Hitler had dozens of "successors" from the day he took power.
Hess, Goering, to a certain extent Himmler.
In fact,t he most likely successor of Hitler would have been Bormann, had Bormann not wanted to remain in the bunker right up until the Red Army was closing in on Pankow and even down Unter den Linden.
Doenitz kind of became a default after Hitler's empire was falling around him.
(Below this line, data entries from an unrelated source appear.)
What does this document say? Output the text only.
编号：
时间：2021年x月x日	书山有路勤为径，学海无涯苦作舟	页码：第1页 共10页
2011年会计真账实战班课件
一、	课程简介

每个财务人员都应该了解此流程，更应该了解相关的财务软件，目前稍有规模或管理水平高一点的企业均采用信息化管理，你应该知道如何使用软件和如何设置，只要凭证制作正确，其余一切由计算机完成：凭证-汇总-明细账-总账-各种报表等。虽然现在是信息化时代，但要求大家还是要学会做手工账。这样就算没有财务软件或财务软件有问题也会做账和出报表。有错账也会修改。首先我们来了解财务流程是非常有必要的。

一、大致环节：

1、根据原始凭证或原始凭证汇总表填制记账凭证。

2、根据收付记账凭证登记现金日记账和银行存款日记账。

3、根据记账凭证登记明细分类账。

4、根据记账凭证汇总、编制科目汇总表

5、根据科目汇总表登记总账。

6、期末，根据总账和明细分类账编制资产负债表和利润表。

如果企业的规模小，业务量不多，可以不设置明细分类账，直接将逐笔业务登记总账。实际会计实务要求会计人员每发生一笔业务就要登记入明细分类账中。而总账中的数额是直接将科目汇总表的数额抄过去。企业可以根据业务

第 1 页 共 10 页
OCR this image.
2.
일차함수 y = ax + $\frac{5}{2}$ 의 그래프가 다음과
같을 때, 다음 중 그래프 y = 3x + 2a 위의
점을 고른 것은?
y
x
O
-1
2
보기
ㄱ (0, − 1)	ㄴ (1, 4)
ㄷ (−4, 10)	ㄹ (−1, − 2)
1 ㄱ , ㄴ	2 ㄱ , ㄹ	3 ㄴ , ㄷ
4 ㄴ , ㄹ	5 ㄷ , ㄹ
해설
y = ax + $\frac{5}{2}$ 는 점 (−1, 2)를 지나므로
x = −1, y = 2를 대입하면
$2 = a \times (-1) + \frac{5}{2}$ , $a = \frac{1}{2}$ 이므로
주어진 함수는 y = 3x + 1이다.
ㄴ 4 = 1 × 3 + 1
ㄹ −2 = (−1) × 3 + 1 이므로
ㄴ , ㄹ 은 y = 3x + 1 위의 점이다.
Other possible choices might have been robbet Ritter von Greim.
I've not read one work which said that it was a success in spite of the defeat at Moscow.
The Wehrmacht and SS were on the outskirts of Moscow, and would easily have smashed in had Hitler not been so worried about the Caucauss oilfiends, and meddled with his comanders.
Stalin was ready to give Hitler all of the Ukraine and vast tracts of land (I beleive right up to Brest-Litovsk) to stop the Germans from advancing, so Barbarossa per se would have been a success had the OKH not been meddled with so much.
Had Moscow fallen, so would the Soviet Union.
While on that subject, it always bothered me that the Battle of Berlin was fought by the Germans in order to prevent defeat by the Soviets; they'd rather wait for the Allies to invade Germany and then be defeated by them, since they would offer better peace conditions and occupation.
Did it ever occur to them to just surrender all of their forces west of Berlin?
Because it was not in the spirit of the Landser to surrender, especially when fighting for his very Heimat.
The Americans and British noticed this markedly. As the Germans fought their fighting retreat through France and the Low countries, the Germans fought well, but somewhat half-heartedly. However, as soon as the Allies apprached the German border, and even crossed it, they were met with a ferocity of fighting that took them completely off guard.
The theory was also to provide a deadly blow to the Western Allies, to force them to come to a truce, which the Allies would agree to to smash the Red Menace, at which point the millions of German troops in the west could be whizzed straight over to the East, and crush the Red Army.
Furthermore, surrendering the Western troops would have been a direct repeat of the First World War, where the German army was never (decisively) defeated, and would have left a bitter resentment for National socialism.